W Polsce jest od dwóch miesięcy. Zagrał już siedmiu meczach ligowych, podczas których pokazał, że jest obrońcą nietuzinkowym. Zadziwiająco, biorąc pod uwagę jego pokaźny wzrost, szybki i zwinny, a przy tym zdecydowany, twardy w interwencjach i umiejący stworzyć zagrożenie pod bramką rywali. Jednak ktoś, kogo bierze do siebie słynna Benfika Lizbona nie może być przypadkowym piłkarzem. Dla Sretena Sretenovicia Lubin jest jedynie chwilowym przystankiem na drodze do wielkiej kariery, która – jeśli dopisze mu szczęście – jest mu pisana. Serb swojego wypożyczenia do Zagłębia nie traktuje jednak jako karną degradację, wierzy natomiast, że z drużyny Mistrza Polski wyjedzie jako piłkarz mogący powalczyć o miejsce w wyjściowym składzie „Orłów” ze stadionu Da Luz.
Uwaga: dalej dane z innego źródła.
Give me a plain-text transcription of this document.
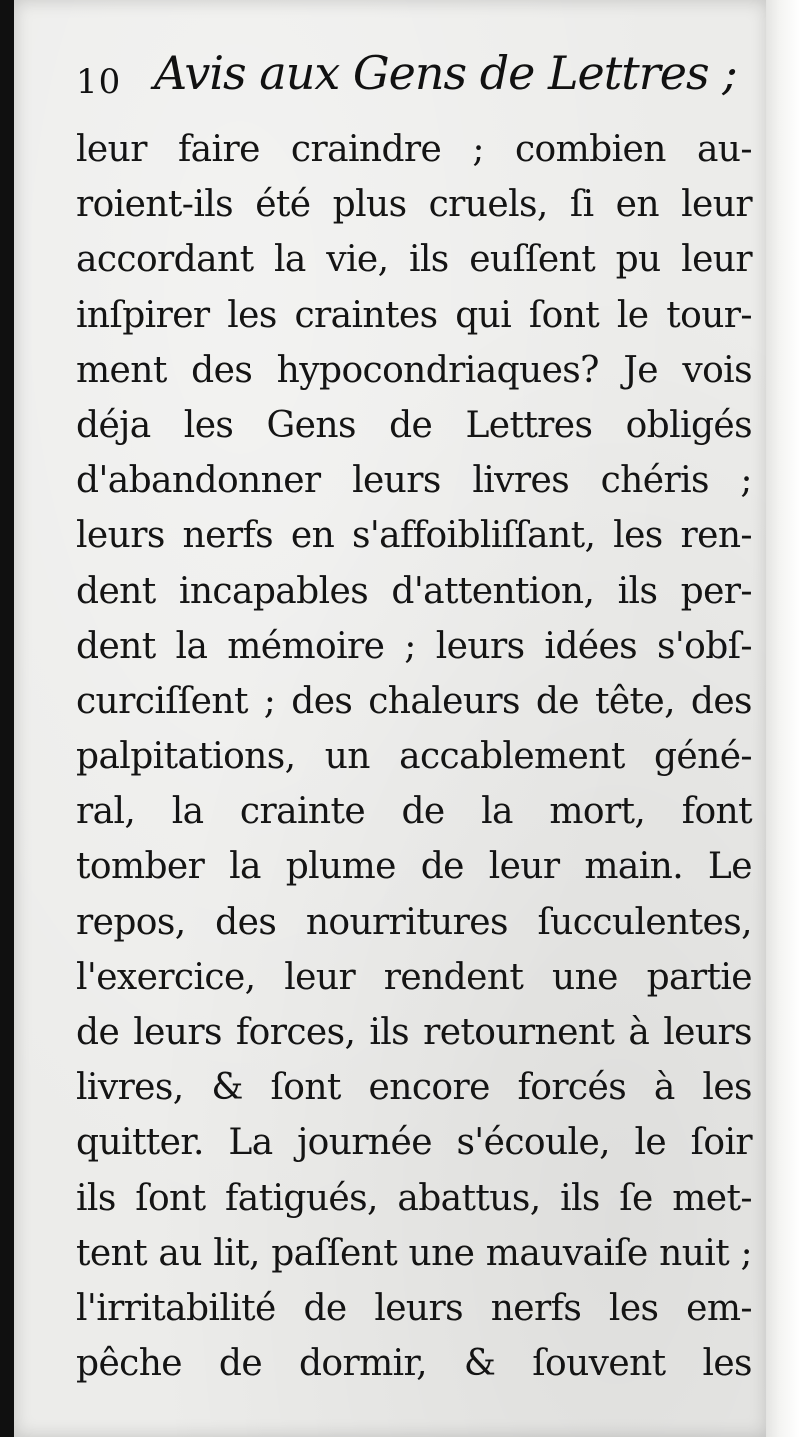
10 Avis aux Gens de Lettres ;
leur faire craindre ; combien au-
roient-ils été plus cruels, ſi en leur
accordant la vie, ils euſſent pu leur
inſpirer les craintes qui ſont le tour-
ment des hypocondriaques? Je vois
déja les Gens de Lettres obligés
d'abandonner leurs livres chéris ;
leurs nerfs en s'affoibliſſant, les ren-
dent incapables d'attention, ils per-
dent la mémoire ; leurs idées s'obſ-
curciſſent ; des chaleurs de tête, des
palpitations, un accablement géné-
ral, la crainte de la mort, font
tomber la plume de leur main. Le
repos, des nourritures ſucculentes,
l'exercice, leur rendent une partie
de leurs forces, ils retournent à leurs
livres, & ſont encore forcés à les
quitter. La journée s'écoule, le ſoir
ils ſont fatigués, abattus, ils ſe met-
tent au lit, paſſent une mauvaiſe nuit ;
l'irritabilité de leurs nerfs les em-
pêche de dormir, & ſouvent les
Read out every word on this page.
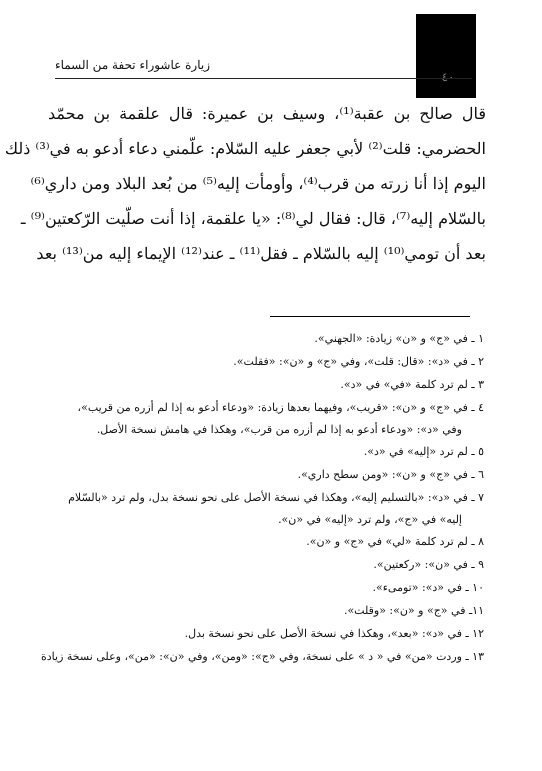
زيارة عاشوراء تحفة من السماء
٤٠
قال صالح بن عقبة⁽¹⁾، وسيف بن عميرة: قال علقمة بن محمّد
الحضرمي: قلت⁽²⁾ لأبي جعفر عليه السّلام: علّمني دعاء أدعو به في⁽³⁾ ذلك
اليوم إذا أنا زرته من قرب⁽⁴⁾، وأومأت إليه⁽⁵⁾ من بُعد البلاد ومن داري⁽⁶⁾
بالسّلام إليه⁽⁷⁾، قال: فقال لي⁽⁸⁾: «يا علقمة، إذا أنت صلّيت الرّكعتين⁽⁹⁾ ـ
بعد أن تومي⁽¹⁰⁾ إليه بالسّلام ـ فقل⁽¹¹⁾ ـ عند⁽¹²⁾ الإيماء إليه من⁽¹³⁾ بعد
١ ـ في «ج» و «ن» زيادة: «الجهني».
٢ ـ في «د»: «قال: قلت»، وفي «ج» و «ن»: «فقلت».
٣ ـ لم ترد كلمة «في» في «د».
٤ ـ في «ج» و «ن»: «قريب»، وفيهما بعدها زيادة: «ودعاء أدعو به إذا لم أزره من قريب»،
وفي «د»: «ودعاء أدعو به إذا لم أزره من قرب»، وهكذا في هامش نسخة الأصل.
٥ ـ لم ترد «إليه» في «د».
٦ ـ في «ج» و «ن»: «ومن سطح داري».
٧ ـ في «د»: «بالتسليم إليه»، وهكذا في نسخة الأصل على نحو نسخة بدل، ولم ترد «بالسّلام
إليه» في «ج»، ولم ترد «إليه» في «ن».
٨ ـ لم ترد كلمة «لي» في «ج» و «ن».
٩ ـ في «ن»: «ركعتين».
١٠ ـ في «د»: «تومىء».
١١ـ في «ج» و «ن»: «وقلت».
١٢ ـ في «د»: «بعد»، وهكذا في نسخة الأصل على نحو نسخة بدل.
١٣ ـ وردت «من» في « د » على نسخة، وفي «ج»: «ومن»، وفي «ن»: «من»، وعلى نسخة زيادة
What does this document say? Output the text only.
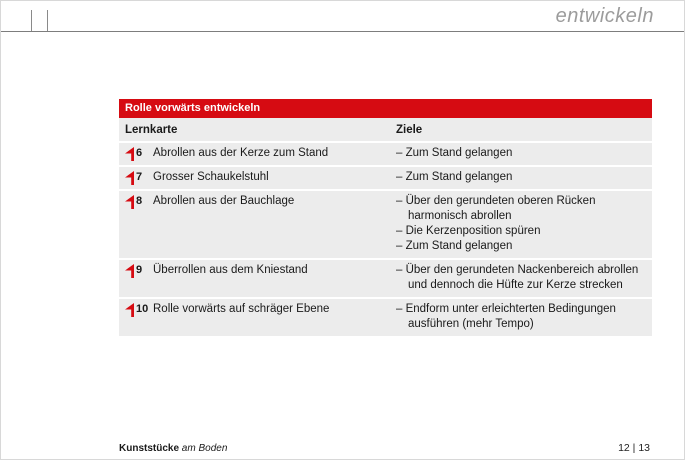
entwickeln
Rolle vorwärts entwickeln
Lernkarte	Ziele
6 Abrollen aus der Kerze zum Stand	– Zum Stand gelangen
7 Grosser Schaukelstuhl	– Zum Stand gelangen
8 Abrollen aus der Bauchlage	– Über den gerundeten oberen Rücken harmonisch abrollen
– Die Kerzenposition spüren
– Zum Stand gelangen
9 Überrollen aus dem Kniestand	– Über den gerundeten Nackenbereich abrollen und dennoch die Hüfte zur Kerze strecken
10 Rolle vorwärts auf schräger Ebene	– Endform unter erleichterten Bedingungen ausführen (mehr Tempo)
Kunststücke am Boden	12 | 13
– Kiedy zacząłeś grać w piłkę i dlaczego?   

– Właściwie na piłkę to ja byłem skazany. A to dlatego, że mój tato, Miodrag, kopał futbolówkę w barwach Mladost Luceni. Może bez większych sukcesów, bo tylko w niższych klasach rozgrywkowych, ale moja mama regularnie zabierała mnie na stadion i to już od kołyski. Zatem od małego byłem skazany na piłkę i nikogo w rodzinie nie dziwiło to, że w wieku siedmiu, czy może ośmiu lat, dokładnie nie pamiętam, podjąłem treningi w szkółce Rad Belgrad. Miałem tam okazję poznać mojego pierwszego trenera Slobodana Ghjidicia, choć szkoleniowcem, który mnie ukształtował był Bosko Djurovski. U niego grywałem w juniorach i to on, jako szkoleniowiec pierwszego zespołu RAD, wprowadził mnie do drużyny seniorów.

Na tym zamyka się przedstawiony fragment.